The generic term hyaluronidases describes - incorrectly in an enzymologically systematic sense - three different hyaluronic acid-cleaving enzyme types (J. Ludowieg: The mechanism of hyaluronidases, JBC 236, 333-339, (1961)). On the one hand, there are the endohydrolases that hydrolytically cleave the β- (1-3) bonds with the addition of water. They include the majority of hyaluronidases from higher organisms, for example those used medically Bovine testicular hyaluronidase. These enzymes, also called hyaluronate glycan hydrolases (EC 3.2.1.35/36), hydrolyze to a limited extent other glycosaminoglycan bonds in addition to hyaluronic acid. Another type is the endo-ß-hyaluronidase from the leech, which cleaves the ß- (l-4) -binding highly specifically. All of the enzymes mentioned are hydrolytic hyaluronidases or hyaluronidases in the narrower sense.

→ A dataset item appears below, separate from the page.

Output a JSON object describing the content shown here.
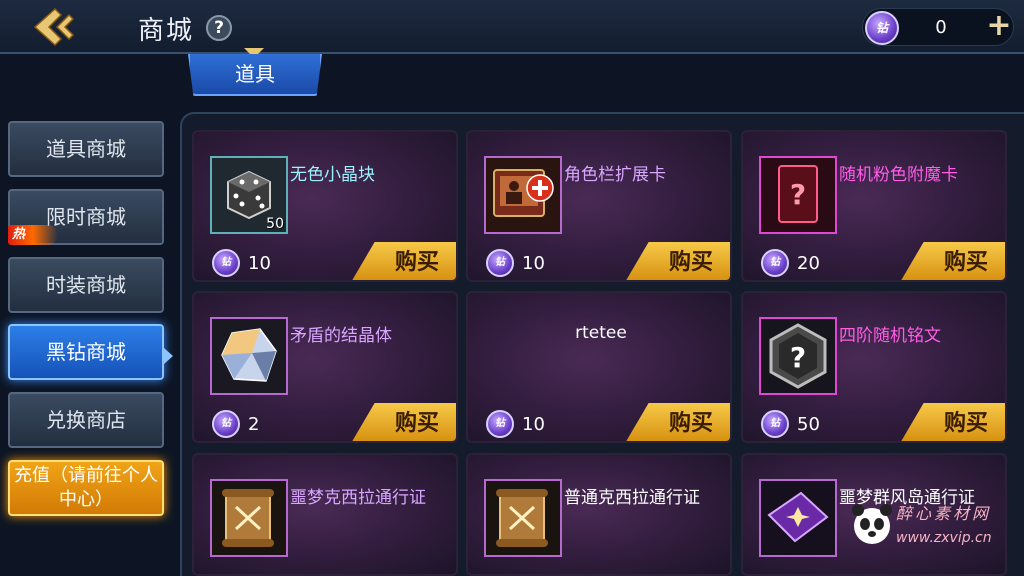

The third type of enzyme, the hyaluronate lyases (EC 4.2.2.1), cleaves the hyaluronic acid in the ß (1-4) bonds according to an elimination mechanism with the formation of a double bond in the (4-5) position on the glucuronic acid. Hyaluronate lyases are therefore not hyaluronidases. Hyaluronate lyases occur in microorganisms. For example, they are found in Streptomycetes and other bacteria. Their common characteristic is their narrow specificity towards hyaluronic acid. Other glycosaminoglycans are usually split to a negligible extent (J.-H. Ozegowski et. Al: Purification and characterization of Hyaluronidase from Streptocoecus agalactiae, Zbl. Bakt. 280, 497-506 (1994), A. Linker et al: The production of unsaturated uronides by bacterial hyaluronidases, JBC 219 13-25, (1956), T. Ohya, Y. Kaneko: Novel hyaluronidase from Streptomyces, BBA 198 (1970), 607-609 and K. Gase, J.-H Ozegowski, and H. Malke: The Streptocoecus agalactiae hylB gene encoding hyaluronat lyase completion of the sequence and expression analysis, BBA, 1998, 86-98).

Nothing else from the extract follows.